Mina has just hit the one year mark, and we spoke with designer Natalie Procter about how it all began and where Mina is heading.

Good: Mina’s designs are beautiful, and they’re created via conscious and ethical decisions. Can you explain how your desire to ensure Mina was an ethical brand started?

Natalie Procter: I think a few things in my life have influenced my ethos around Mina. I am half South African, so as a child I’ve spent a lot time over there and seen how happy people can be with so little. When I left high school I went and worked in an orphanage in Cambodia for two months, which really was a life changing experience for me. For the next three years I went and volunteered each year, and with these experiences I have really gained an understanding of needs versus wants and found an appreciation for memories versus materials.
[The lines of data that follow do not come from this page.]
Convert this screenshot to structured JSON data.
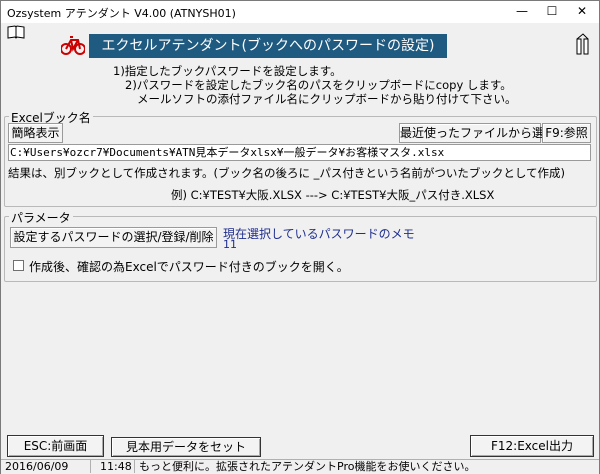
{
  "window": {
    "title": "Ozsystem アテンダント V4.00 (ATNYSH01)",
    "min_glyph": "—",
    "max_glyph": "☐",
    "close_glyph": "✕"
  },
  "header": {
    "banner": "エクセルアテンダント(ブックへのパスワードの設定)"
  },
  "instructions": {
    "line1": "1)指定したブックパスワードを設定します。",
    "line2": "2)パスワードを設定したブック名のパスをクリップボードにcopy します。",
    "line3": "メールソフトの添付ファイル名にクリップボードから貼り付けて下さい。"
  },
  "excel_group": {
    "title": "Excelブック名",
    "simple_view_button": "簡略表示",
    "recent_button": "最近使ったファイルから選択",
    "browse_button": "F9:参照",
    "path_value": "C:¥Users¥ozcr7¥Documents¥ATN見本データxlsx¥一般データ¥お客様マスタ.xlsx",
    "result_note": "結果は、別ブックとして作成されます。(ブック名の後ろに _パス付きという名前がついたブックとして作成)",
    "example": "例)  C:¥TEST¥大阪.XLSX  --->  C:¥TEST¥大阪_パス付き.XLSX"
  },
  "param_group": {
    "title": "パラメータ",
    "select_password_button": "設定するパスワードの選択/登録/削除",
    "memo_label": "現在選択しているパスワードのメモ",
    "memo_value": "11",
    "open_after_label": "作成後、確認の為Excelでパスワード付きのブックを開く。",
    "open_after_checked": false
  },
  "footer": {
    "esc_button": "ESC:前画面",
    "sample_button": "見本用データをセット",
    "excel_output_button": "F12:Excel出力"
  },
  "statusbar": {
    "date": "2016/06/09",
    "time": "11:48",
    "message": "もっと便利に。拡張されたアテンダントPro機能をお使いください。"
  },
  "colors": {
    "banner_bg": "#1f5a80",
    "memo_label": "#1f2f8f"
  },
  "icons": [
    "book-icon",
    "bicycle-icon",
    "tower-icon"
  ]
}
I was lucky to be granted a scholarship through Massey University and went on a six week trip to India where we followed seed to garment, and [I] was introduced to both ethical and sustainable businesses throughout India. It was on this trip I was so inspired and motivated to take part in an industry known for its unethical practices and commit to supporting our local industry whilst keeping the people and the relationships [with] these people central to my business model.
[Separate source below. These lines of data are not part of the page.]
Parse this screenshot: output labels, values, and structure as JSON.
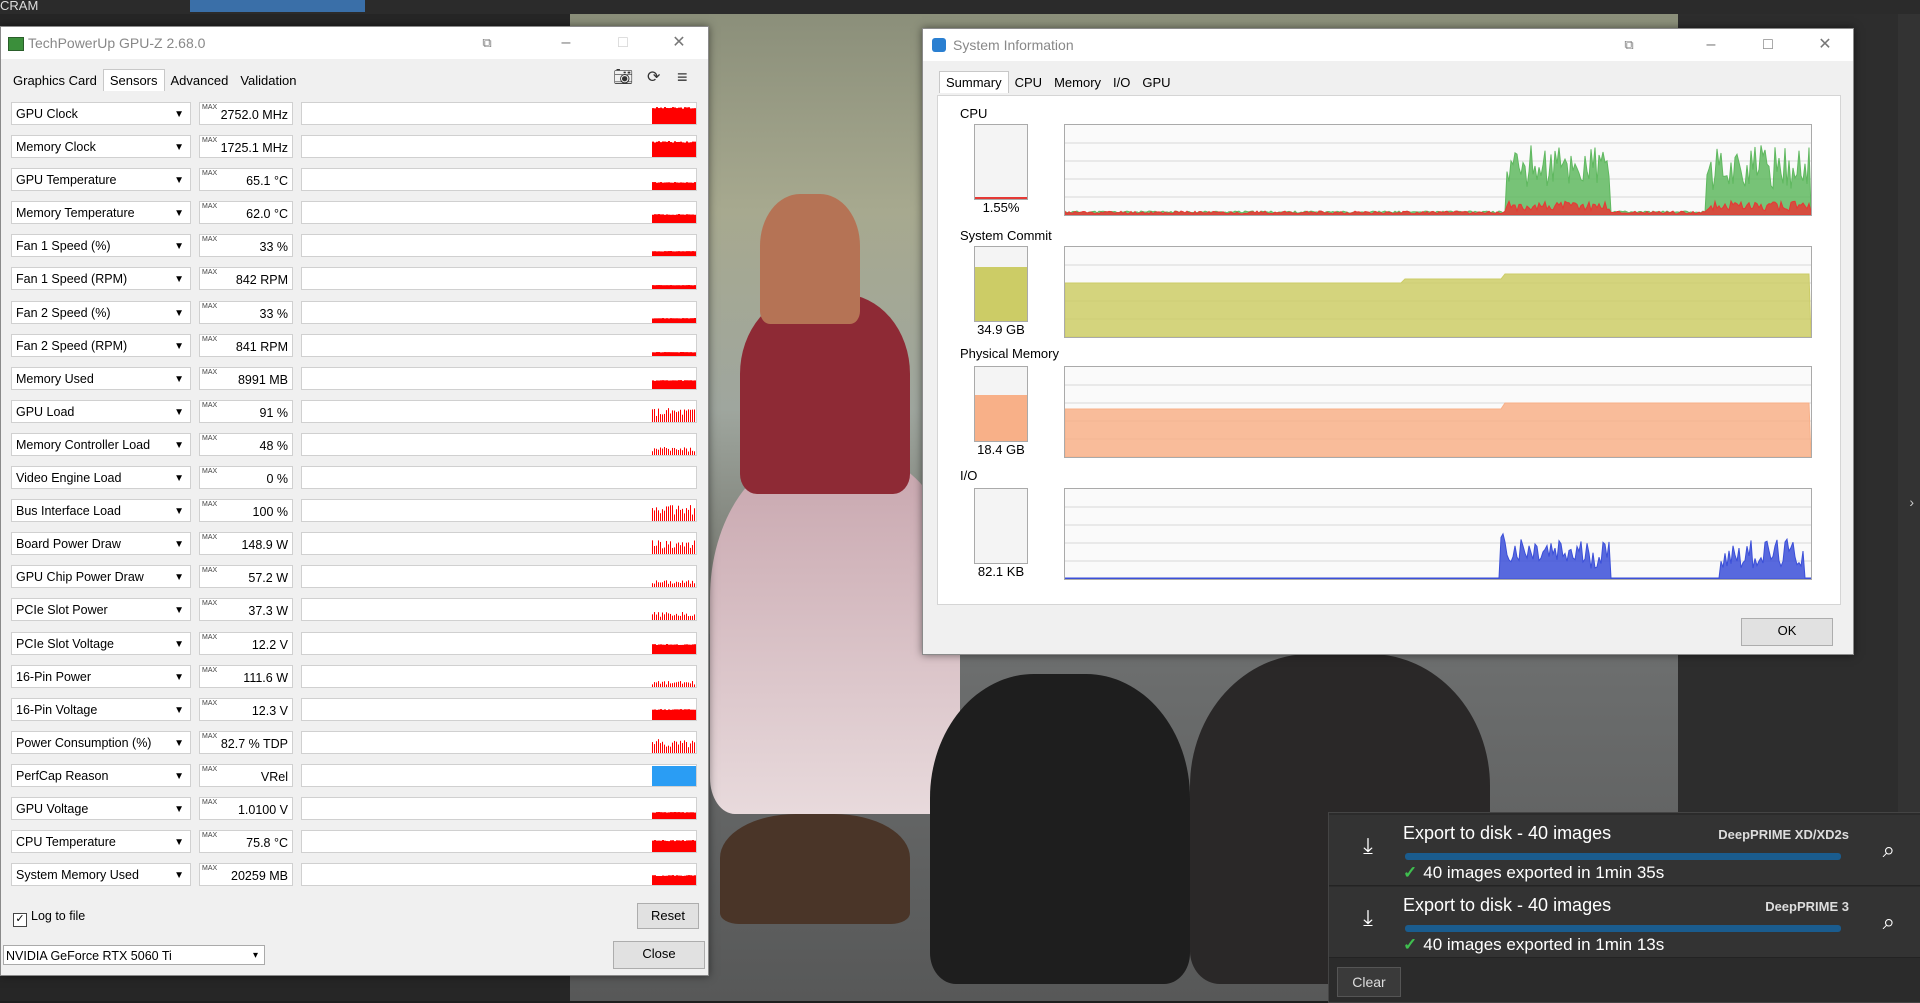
{
  "background": {
    "top_label": "CRAM"
  },
  "gpuz": {
    "title": "TechPowerUp GPU-Z 2.68.0",
    "tabs": [
      {
        "label": "Graphics Card"
      },
      {
        "label": "Sensors"
      },
      {
        "label": "Advanced"
      },
      {
        "label": "Validation"
      }
    ],
    "max_tag": "MAX",
    "sensors": [
      {
        "name": "GPU Clock",
        "value": "2752.0 MHz"
      },
      {
        "name": "Memory Clock",
        "value": "1725.1 MHz"
      },
      {
        "name": "GPU Temperature",
        "value": "65.1 °C"
      },
      {
        "name": "Memory Temperature",
        "value": "62.0 °C"
      },
      {
        "name": "Fan 1 Speed (%)",
        "value": "33 %"
      },
      {
        "name": "Fan 1 Speed (RPM)",
        "value": "842 RPM"
      },
      {
        "name": "Fan 2 Speed (%)",
        "value": "33 %"
      },
      {
        "name": "Fan 2 Speed (RPM)",
        "value": "841 RPM"
      },
      {
        "name": "Memory Used",
        "value": "8991 MB"
      },
      {
        "name": "GPU Load",
        "value": "91 %"
      },
      {
        "name": "Memory Controller Load",
        "value": "48 %"
      },
      {
        "name": "Video Engine Load",
        "value": "0 %"
      },
      {
        "name": "Bus Interface Load",
        "value": "100 %"
      },
      {
        "name": "Board Power Draw",
        "value": "148.9 W"
      },
      {
        "name": "GPU Chip Power Draw",
        "value": "57.2 W"
      },
      {
        "name": "PCIe Slot Power",
        "value": "37.3 W"
      },
      {
        "name": "PCIe Slot Voltage",
        "value": "12.2 V"
      },
      {
        "name": "16-Pin Power",
        "value": "111.6 W"
      },
      {
        "name": "16-Pin Voltage",
        "value": "12.3 V"
      },
      {
        "name": "Power Consumption (%)",
        "value": "82.7 % TDP"
      },
      {
        "name": "PerfCap Reason",
        "value": "VRel"
      },
      {
        "name": "GPU Voltage",
        "value": "1.0100 V"
      },
      {
        "name": "CPU Temperature",
        "value": "75.8 °C"
      },
      {
        "name": "System Memory Used",
        "value": "20259 MB"
      }
    ],
    "log_to_file_label": "Log to file",
    "log_to_file_checked": "✓",
    "reset_label": "Reset",
    "close_label": "Close",
    "gpu_selected": "NVIDIA GeForce RTX 5060 Ti",
    "graph_color": "#ff0000",
    "perfcap_color": "#2a9df4"
  },
  "sysinfo": {
    "title": "System Information",
    "tabs": [
      {
        "label": "Summary"
      },
      {
        "label": "CPU"
      },
      {
        "label": "Memory"
      },
      {
        "label": "I/O"
      },
      {
        "label": "GPU"
      }
    ],
    "sections": [
      {
        "label": "CPU",
        "value": "1.55%",
        "color": "#e53935"
      },
      {
        "label": "System Commit",
        "value": "34.9 GB",
        "color": "#cccc66"
      },
      {
        "label": "Physical Memory",
        "value": "18.4 GB",
        "color": "#f8b088"
      },
      {
        "label": "I/O",
        "value": "82.1  KB",
        "color": "#3b4fd8"
      }
    ],
    "ok_label": "OK"
  },
  "export": {
    "items": [
      {
        "title": "Export to disk  - 40 images",
        "tag": "DeepPRIME XD/XD2s",
        "status": "40 images exported in 1min 35s"
      },
      {
        "title": "Export to disk  - 40 images",
        "tag": "DeepPRIME 3",
        "status": "40 images exported in 1min 13s"
      }
    ],
    "check_glyph": "✓",
    "clear_label": "Clear"
  }
}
These experiences have given me an appreciation for people, their stories and a simpler approach to living.

Can you describe the plan for Mina in terms of your collections? What about international plans?
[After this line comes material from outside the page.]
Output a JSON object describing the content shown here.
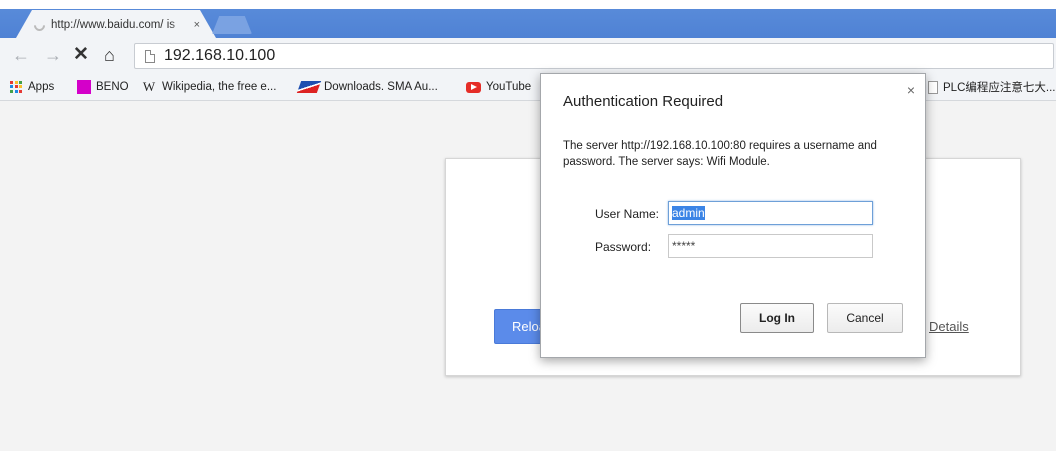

Mina has just hit one year in business and we have come so far in such a short amount of time. Right now we produce two seasons a year, a summer and winter range. This is mostly due to the demand from consumers and retailers. I would like to see Mina move away from the traditional fashion system and move towards ranges that market to both the Northern and Southern Hemispheres so they’re not confined to a season. This means producing a range that can cater to both hemispheres for opposite seasons all within one collection. This is obviously challenging, so it’s an ongoing journey for us. As for right now, we are focusing on Mina’s brand awareness by becoming more accessible to consumers through more stockists in New Zealand.

Do you think New Zealand consumers are becoming more aware of what and how they purchase things? What about when it comes to fashion?

I definitely believe consumers are starting to make more conscious decisions when it comes to buying. A lot more people are on board with buying organic and whole foods as they become more educated about what is actually in our food, how it’s produced and the effects of this on our health and wellbeing. I think fashion is the next industry that consumers are beginning to become more aware about where and how their clothes are made, but it is only just the start! It blows my mind that a large proportion of people think our clothes are made using large industrial machines with no human involvement. I think there is a lack of knowledge around the effects on our body, environment and waterways when we wear synthetic fabrics. Many consumers also don’t quite understand the full story of a garment and how many people are involved in the making of that single garment. Ethically, we should stop and consider the flow-on effect of purchasing a $10 garment [and how it affects] all those people involved. In saying that, there are definitely brands and consumers in New Zealand leading the way, and without those people Mina would not be growing as it is.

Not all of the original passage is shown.